- Born: February 10, 1974 (age 52) Moscow, USSR
- Education: Princeton University (B.A.) MIT (Ph.D.)
- Scientific career
- Fields: Mathematics
- Workplaces: Drexel University
- Thesis: Boundary Perturbation of Laplace Eigenvalues (2003)
- Doctoral advisor: Gilbert Strang

= Pavel Grinfeld =

American mathematician

Pavel Grinfeld (also known as Greenfield) is an American mathematician and associate professor of Applied Mathematics at Drexel University working on problems in moving surfaces in applied mathematics (particularly calculus of variations), geometry, physics, and engineering.

==Biography==
Grinfeld received his PhD in Applied Mathematics from MIT in 2003; followed by two years as a postdoctoral fellow at the MIT Department of Earth, Atmosphere and Planetary Sciences, conducting research in geodynamics. He joined the Department of Mathematics at Drexel University in 2005; currently teaching Linear Algebra, Differential Equations, and Tensor calculus.
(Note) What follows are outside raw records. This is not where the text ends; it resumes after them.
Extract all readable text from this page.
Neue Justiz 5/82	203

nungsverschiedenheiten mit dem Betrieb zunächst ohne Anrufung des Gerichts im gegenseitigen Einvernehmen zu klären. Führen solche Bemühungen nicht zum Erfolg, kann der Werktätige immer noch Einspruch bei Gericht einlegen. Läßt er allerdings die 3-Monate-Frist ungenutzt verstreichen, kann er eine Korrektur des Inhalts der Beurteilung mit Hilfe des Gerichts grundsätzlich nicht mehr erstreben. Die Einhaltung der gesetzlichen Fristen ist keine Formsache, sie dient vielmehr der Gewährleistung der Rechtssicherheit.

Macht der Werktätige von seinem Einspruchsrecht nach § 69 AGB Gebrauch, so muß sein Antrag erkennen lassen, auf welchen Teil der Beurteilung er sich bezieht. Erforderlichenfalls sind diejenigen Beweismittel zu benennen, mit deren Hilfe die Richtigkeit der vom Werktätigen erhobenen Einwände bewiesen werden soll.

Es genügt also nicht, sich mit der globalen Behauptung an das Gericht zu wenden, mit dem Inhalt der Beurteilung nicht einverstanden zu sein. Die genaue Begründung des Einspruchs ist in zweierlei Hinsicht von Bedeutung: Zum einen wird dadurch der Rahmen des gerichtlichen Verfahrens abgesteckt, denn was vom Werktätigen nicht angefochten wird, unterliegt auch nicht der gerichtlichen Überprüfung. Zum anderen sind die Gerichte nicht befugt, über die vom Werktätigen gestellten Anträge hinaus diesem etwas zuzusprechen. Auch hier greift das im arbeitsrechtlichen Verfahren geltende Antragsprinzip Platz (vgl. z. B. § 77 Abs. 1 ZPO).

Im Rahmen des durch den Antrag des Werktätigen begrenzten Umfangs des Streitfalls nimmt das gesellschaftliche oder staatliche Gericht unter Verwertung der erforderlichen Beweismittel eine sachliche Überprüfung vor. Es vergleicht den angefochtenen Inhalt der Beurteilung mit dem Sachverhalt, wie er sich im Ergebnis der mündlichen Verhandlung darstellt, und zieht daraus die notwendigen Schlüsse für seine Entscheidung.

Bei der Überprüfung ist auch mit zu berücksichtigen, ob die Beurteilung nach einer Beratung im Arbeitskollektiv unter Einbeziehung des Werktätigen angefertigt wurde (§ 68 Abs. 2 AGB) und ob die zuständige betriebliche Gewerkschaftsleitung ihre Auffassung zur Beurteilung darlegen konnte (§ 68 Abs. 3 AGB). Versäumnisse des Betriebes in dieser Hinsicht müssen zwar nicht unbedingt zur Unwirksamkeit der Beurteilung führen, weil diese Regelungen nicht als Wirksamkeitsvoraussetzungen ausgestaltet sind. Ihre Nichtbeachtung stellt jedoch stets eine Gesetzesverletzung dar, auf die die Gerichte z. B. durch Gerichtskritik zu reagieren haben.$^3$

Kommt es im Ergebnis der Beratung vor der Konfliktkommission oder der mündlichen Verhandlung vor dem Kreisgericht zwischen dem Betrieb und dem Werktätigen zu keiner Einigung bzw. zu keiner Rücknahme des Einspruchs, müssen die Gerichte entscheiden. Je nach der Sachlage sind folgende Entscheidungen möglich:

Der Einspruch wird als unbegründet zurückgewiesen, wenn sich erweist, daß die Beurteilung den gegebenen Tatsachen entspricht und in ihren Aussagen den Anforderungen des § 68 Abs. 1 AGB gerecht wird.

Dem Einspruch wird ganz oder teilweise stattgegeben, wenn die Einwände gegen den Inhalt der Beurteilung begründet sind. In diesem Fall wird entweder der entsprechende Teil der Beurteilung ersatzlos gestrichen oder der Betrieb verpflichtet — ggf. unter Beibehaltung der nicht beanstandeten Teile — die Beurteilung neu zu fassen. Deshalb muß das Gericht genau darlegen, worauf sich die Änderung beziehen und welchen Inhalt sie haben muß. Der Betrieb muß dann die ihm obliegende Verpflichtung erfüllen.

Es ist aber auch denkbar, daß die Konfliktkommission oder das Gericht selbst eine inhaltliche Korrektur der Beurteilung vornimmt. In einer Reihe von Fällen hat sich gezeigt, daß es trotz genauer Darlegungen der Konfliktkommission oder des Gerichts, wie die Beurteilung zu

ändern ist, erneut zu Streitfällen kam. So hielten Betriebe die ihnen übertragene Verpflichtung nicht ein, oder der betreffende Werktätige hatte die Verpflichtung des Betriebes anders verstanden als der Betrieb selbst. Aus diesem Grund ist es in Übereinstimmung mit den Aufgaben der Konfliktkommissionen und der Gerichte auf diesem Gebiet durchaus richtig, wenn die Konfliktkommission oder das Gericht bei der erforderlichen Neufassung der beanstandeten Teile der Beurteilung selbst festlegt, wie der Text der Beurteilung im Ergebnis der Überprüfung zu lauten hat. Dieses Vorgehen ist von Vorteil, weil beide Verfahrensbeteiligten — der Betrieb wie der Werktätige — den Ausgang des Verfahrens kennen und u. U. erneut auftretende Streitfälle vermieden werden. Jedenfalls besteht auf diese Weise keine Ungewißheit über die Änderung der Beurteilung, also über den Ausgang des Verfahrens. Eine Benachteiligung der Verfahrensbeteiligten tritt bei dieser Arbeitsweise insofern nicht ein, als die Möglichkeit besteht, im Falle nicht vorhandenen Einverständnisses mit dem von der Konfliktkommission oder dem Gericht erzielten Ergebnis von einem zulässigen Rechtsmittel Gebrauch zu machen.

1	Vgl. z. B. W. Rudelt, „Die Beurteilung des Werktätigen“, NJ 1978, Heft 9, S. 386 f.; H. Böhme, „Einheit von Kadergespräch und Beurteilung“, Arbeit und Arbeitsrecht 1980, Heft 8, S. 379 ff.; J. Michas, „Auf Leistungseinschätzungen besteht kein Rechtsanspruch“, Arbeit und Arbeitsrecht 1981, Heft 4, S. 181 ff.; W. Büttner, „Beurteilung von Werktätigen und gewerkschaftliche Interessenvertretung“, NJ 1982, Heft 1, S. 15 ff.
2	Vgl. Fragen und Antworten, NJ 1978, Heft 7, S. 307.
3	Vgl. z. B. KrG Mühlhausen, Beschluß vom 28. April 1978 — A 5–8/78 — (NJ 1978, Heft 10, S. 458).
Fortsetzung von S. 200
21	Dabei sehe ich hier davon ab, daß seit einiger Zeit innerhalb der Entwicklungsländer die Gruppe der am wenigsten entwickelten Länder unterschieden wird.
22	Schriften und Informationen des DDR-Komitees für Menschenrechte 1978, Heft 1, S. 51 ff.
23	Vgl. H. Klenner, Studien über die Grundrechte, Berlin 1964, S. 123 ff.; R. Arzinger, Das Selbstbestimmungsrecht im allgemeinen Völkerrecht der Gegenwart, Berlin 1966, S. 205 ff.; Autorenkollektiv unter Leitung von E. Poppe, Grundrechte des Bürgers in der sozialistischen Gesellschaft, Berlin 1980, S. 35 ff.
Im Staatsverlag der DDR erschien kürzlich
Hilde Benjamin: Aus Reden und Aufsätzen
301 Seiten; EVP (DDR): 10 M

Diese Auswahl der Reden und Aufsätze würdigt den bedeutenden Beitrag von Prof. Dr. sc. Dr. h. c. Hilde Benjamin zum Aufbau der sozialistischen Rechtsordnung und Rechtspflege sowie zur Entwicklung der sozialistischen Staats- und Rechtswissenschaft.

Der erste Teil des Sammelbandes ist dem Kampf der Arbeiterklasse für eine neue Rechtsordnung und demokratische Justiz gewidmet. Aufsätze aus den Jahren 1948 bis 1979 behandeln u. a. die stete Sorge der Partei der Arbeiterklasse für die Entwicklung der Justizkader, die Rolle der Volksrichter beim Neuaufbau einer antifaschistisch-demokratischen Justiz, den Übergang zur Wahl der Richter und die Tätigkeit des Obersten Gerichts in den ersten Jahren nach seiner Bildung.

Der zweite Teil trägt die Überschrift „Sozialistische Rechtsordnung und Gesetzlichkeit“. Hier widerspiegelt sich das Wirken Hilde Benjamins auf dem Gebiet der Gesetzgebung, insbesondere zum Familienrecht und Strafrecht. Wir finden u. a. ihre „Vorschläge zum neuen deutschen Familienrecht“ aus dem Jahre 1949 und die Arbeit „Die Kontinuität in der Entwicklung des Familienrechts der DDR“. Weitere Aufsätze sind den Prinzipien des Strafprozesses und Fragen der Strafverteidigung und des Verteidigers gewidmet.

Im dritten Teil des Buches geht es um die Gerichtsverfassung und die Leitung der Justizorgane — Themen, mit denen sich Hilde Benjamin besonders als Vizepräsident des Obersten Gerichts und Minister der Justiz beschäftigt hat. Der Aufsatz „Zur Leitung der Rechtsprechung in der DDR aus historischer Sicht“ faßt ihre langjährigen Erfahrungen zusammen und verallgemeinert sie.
Grinfeld is the author of the dynamic fluid film equations. Grinfeld co-authored with Haruo Kojima of Rutgers University on the instability of the 2S electron bubbles.
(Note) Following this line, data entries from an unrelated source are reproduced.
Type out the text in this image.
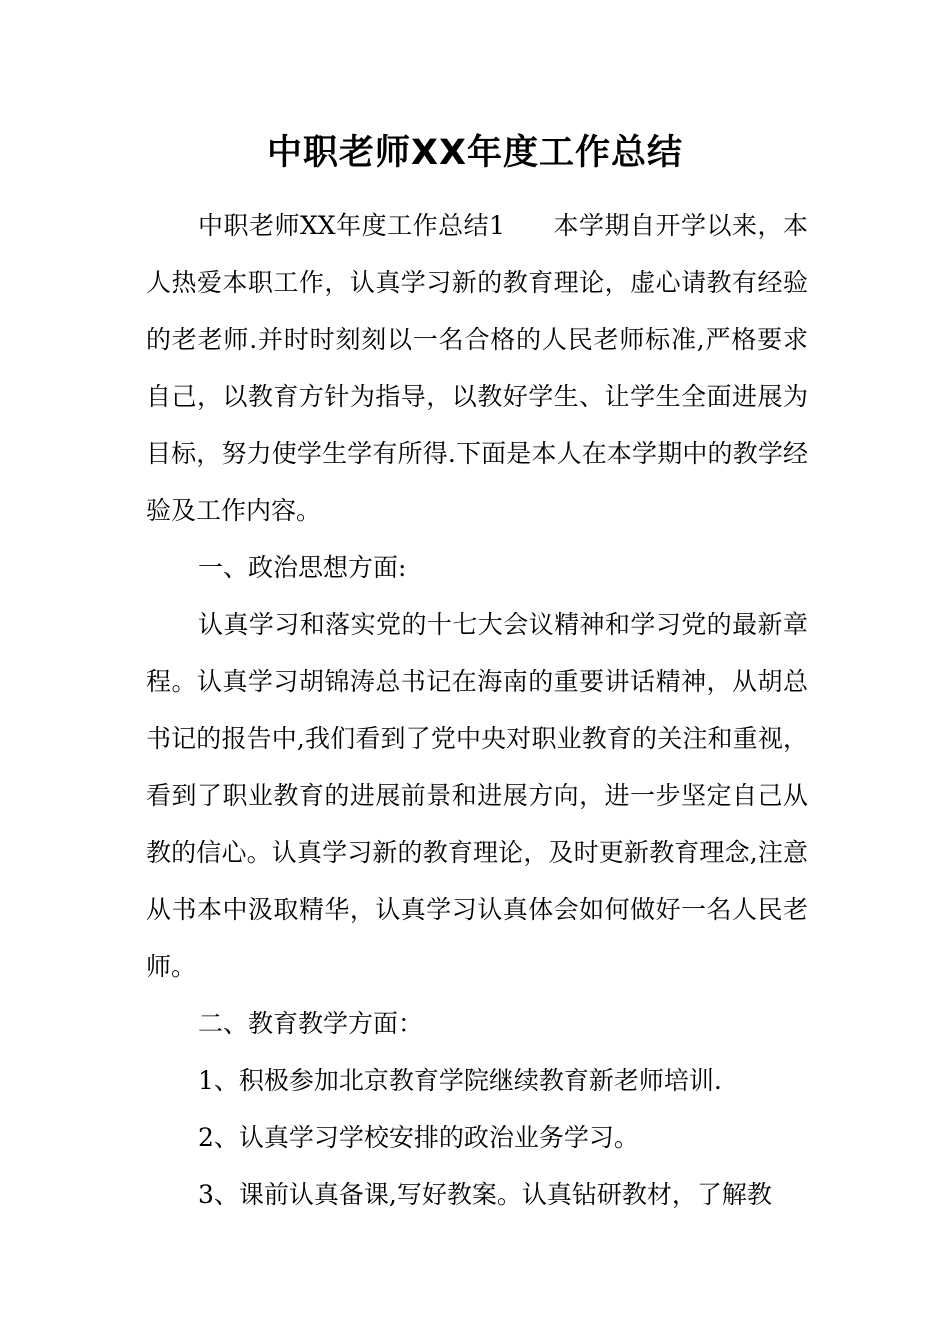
中职老师XX年度工作总结

中职老师XX年度工作总结1 本学期自开学以来，本人热爱本职工作，认真学习新的教育理论，虚心请教有经验的老老师.并时时刻刻以一名合格的人民老师标准,严格要求自己，以教育方针为指导，以教好学生、让学生全面进展为目标，努力使学生学有所得.下面是本人在本学期中的教学经验及工作内容。

一、政治思想方面:

认真学习和落实党的十七大会议精神和学习党的最新章程。认真学习胡锦涛总书记在海南的重要讲话精神，从胡总书记的报告中,我们看到了党中央对职业教育的关注和重视，看到了职业教育的进展前景和进展方向，进一步坚定自己从教的信心。认真学习新的教育理论，及时更新教育理念,注意从书本中汲取精华，认真学习认真体会如何做好一名人民老师。

二、教育教学方面：

1、积极参加北京教育学院继续教育新老师培训.

2、认真学习学校安排的政治业务学习。

3、课前认真备课,写好教案。认真钻研教材，了解教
He is the author of a textbook on tensor calculus, a textbook on linear algebra, and an interactive online course in linear algebra. Many of his lectures are available on YouTube as well as other sites.

==Research interests==
Hydrodynamics and fluid films dynamics, thermodynamics and phase transformations, minimal surfaces and calculus of variations.